In the past year, too, serious allegations of corrupt employment practices on the Cambodian side of the court have emerged. The UN investigated the matter in September, but did not release its findings. A pervasive lack of openness at the Court has not helped. This is an especially serious situation as any forthcoming judgments will be potentially vulnerable to crippling legal challenges.

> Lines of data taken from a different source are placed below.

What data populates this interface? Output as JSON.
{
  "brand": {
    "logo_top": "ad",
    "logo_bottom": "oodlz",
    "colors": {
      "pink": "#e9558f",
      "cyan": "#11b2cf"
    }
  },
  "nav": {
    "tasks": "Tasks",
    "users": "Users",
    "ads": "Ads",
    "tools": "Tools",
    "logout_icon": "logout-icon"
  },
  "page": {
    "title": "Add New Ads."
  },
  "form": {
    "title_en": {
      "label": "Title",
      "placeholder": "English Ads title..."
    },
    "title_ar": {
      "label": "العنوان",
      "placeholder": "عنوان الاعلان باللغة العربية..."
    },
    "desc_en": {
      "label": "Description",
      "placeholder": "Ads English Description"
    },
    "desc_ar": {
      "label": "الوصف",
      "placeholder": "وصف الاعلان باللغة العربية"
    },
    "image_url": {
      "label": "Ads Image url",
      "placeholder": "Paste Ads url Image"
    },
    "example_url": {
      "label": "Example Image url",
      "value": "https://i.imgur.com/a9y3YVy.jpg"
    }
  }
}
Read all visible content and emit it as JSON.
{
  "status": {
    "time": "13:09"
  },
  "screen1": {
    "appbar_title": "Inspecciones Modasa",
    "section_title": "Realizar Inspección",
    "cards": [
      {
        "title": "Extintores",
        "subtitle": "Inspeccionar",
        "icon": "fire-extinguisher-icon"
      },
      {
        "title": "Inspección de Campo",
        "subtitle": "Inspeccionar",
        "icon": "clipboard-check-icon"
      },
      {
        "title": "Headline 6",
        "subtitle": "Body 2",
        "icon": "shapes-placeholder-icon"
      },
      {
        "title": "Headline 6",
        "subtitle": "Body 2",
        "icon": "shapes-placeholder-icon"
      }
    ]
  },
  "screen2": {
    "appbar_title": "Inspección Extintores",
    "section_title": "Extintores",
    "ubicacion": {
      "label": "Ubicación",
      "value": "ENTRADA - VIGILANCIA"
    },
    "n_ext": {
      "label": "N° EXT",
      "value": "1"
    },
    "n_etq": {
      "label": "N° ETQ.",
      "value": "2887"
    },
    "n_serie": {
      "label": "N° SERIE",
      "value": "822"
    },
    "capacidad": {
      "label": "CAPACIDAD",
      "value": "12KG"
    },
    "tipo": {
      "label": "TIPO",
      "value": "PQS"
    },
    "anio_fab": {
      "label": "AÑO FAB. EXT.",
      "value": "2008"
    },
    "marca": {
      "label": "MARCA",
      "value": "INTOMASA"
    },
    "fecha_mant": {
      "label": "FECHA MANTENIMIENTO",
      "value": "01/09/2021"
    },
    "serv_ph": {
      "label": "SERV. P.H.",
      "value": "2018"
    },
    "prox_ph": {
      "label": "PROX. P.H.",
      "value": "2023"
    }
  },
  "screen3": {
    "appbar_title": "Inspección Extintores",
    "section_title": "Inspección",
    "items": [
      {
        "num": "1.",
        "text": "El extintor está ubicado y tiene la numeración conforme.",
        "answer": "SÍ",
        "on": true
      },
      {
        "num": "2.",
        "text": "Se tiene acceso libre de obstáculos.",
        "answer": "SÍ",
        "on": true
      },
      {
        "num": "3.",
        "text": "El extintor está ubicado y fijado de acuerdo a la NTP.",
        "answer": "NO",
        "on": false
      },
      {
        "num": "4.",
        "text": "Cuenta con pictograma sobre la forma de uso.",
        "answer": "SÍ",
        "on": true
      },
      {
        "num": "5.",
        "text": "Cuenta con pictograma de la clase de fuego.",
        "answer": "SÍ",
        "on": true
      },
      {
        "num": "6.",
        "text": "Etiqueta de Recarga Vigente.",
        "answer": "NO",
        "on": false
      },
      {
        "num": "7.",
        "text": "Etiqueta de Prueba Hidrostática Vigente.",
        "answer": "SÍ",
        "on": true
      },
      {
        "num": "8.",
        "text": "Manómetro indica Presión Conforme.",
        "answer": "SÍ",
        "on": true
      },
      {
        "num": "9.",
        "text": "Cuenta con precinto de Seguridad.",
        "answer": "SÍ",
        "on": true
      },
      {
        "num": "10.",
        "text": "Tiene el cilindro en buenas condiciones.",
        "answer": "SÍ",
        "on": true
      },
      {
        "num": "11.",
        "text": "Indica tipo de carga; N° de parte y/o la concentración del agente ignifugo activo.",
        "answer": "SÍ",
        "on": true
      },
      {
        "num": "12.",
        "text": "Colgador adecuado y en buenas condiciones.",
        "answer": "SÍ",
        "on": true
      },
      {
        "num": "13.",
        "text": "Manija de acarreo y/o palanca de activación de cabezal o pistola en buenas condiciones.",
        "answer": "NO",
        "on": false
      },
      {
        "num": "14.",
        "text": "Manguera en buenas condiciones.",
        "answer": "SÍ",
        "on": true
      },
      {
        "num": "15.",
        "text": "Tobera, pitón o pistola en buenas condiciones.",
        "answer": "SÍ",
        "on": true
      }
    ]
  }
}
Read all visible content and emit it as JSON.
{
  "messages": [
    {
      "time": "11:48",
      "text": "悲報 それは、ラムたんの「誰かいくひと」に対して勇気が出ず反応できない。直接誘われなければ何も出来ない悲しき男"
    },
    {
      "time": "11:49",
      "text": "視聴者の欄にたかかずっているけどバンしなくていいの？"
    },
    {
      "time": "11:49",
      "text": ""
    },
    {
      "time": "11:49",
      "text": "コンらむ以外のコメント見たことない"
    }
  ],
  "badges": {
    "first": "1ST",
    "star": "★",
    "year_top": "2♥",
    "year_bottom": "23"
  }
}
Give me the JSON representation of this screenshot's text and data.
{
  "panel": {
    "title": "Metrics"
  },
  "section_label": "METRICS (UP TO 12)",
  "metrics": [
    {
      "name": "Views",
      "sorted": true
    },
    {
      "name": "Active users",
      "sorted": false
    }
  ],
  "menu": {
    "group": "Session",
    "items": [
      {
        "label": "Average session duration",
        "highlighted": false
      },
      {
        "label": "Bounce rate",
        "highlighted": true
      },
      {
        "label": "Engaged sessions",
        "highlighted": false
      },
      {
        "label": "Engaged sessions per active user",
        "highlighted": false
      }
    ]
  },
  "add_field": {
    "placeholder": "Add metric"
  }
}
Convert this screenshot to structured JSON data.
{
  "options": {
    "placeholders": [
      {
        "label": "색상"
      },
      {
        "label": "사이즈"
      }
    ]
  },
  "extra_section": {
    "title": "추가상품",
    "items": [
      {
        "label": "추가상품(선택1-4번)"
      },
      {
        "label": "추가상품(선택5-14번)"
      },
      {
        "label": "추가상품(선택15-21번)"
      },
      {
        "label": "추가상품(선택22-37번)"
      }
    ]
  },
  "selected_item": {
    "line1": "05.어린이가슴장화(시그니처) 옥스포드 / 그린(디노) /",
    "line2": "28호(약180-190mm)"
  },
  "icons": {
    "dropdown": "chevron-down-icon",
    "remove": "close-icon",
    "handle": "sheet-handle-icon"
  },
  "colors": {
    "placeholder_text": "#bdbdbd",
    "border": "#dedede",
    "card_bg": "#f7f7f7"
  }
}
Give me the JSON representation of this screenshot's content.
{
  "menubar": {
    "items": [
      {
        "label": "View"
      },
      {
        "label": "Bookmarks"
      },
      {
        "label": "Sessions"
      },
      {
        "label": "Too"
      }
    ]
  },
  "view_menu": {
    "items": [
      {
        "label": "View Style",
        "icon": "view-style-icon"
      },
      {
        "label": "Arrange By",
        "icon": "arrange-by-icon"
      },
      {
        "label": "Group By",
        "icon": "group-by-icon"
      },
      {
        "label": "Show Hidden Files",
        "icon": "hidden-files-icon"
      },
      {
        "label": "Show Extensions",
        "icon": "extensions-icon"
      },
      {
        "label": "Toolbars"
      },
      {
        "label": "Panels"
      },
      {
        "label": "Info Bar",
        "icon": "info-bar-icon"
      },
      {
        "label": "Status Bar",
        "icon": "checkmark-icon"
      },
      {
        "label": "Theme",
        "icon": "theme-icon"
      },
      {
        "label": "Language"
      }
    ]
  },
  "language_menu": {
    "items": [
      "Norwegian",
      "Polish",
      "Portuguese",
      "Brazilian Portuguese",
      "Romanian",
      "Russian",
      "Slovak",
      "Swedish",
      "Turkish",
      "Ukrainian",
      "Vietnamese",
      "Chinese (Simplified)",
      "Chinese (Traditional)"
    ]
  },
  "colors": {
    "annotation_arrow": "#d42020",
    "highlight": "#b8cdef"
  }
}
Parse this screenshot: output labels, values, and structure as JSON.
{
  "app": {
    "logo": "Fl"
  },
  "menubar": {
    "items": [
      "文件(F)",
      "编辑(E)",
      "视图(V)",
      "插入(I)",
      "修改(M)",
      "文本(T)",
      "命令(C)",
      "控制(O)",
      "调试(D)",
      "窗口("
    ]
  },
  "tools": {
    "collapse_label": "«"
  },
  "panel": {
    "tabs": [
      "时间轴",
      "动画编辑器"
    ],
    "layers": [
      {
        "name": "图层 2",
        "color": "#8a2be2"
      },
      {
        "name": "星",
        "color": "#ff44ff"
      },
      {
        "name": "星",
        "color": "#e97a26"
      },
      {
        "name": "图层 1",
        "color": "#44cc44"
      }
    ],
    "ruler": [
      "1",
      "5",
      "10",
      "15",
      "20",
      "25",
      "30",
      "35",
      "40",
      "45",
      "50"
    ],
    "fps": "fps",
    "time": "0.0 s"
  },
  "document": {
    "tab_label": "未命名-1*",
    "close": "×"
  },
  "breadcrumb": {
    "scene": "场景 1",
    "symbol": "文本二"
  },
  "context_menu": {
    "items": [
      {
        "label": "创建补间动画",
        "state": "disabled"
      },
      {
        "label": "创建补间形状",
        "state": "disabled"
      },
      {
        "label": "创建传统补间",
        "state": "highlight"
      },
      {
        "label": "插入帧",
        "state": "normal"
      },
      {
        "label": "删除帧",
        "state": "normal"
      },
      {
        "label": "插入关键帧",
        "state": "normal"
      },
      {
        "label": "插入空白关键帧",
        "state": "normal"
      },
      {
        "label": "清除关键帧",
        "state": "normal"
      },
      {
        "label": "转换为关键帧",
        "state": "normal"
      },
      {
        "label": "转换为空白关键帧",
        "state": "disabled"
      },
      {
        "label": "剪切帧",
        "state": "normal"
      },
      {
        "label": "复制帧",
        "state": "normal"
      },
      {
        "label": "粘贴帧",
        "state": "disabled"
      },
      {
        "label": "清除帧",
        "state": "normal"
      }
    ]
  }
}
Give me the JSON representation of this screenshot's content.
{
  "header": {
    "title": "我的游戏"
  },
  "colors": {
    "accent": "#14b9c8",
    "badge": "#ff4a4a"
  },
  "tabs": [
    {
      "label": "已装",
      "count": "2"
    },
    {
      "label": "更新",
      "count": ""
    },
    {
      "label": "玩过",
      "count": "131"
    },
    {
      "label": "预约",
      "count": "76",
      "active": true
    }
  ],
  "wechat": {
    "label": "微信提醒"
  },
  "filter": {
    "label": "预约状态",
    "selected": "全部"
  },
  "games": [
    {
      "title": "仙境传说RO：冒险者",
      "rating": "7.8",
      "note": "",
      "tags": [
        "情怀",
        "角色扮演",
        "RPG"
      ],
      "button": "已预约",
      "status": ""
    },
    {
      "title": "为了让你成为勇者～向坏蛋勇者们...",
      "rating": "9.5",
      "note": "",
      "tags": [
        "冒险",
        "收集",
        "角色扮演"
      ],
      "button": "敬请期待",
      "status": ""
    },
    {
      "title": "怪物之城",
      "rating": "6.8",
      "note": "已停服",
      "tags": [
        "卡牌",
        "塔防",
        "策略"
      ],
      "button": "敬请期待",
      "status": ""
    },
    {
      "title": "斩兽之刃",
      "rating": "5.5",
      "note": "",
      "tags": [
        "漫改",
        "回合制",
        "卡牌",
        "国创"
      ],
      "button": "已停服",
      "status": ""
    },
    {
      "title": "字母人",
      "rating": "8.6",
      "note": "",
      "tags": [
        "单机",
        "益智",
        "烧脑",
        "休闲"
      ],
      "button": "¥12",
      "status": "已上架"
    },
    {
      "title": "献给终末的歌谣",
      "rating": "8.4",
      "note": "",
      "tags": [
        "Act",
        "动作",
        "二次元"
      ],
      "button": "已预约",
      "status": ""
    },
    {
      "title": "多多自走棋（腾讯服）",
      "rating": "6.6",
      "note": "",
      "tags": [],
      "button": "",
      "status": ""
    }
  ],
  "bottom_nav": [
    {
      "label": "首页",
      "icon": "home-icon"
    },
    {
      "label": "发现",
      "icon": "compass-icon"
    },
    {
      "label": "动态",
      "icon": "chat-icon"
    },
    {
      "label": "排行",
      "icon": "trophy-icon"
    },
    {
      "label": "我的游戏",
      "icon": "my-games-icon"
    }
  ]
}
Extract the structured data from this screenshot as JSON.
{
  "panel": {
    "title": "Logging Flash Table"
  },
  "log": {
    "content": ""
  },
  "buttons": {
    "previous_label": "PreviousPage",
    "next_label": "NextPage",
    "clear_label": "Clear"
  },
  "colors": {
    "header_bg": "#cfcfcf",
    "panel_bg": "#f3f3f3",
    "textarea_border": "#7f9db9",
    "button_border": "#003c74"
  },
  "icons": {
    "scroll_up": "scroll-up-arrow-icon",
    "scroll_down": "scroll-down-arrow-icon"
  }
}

Yet the Court’s greatest challenge by far is the new roadblock preventing further prosecutions. It has long been suggested that the limitation of charges to the five accused—all former Khmer Rouge members, unconnected to any current senior government figures—was a central part of the “unwritten bargain” that led the government to accept the Court. A number of senior figures in the current government apparently fear the potential consequences of establishing a model of transparency and accountability that might be applied more generally. Given the scale of the crimes and the breadth of criminal responsibility, any judicial process that arbitrarily narrows its focus to only those individuals would be a sham.

It is time for the donor governments that support the Court—including Japan, France and the US, which recently pledged its first contribution—to insist that the Court operate as a court of law. Anything less would be a betrayal of the memory of two million dead and numerous others who endured physical and psychological wounds. Both the victims of the Khmer Rouge and the next generation of Cambodians deserve an honest, judicial accounting of one of the worst atrocities of the 20th century.

Mr. Goldston is the executive director of the Open Society Justice Initiative, which provided advice and technical assistance during some early stages of the tribunal. [Published by courtesy of Wall Street Journal Asia.]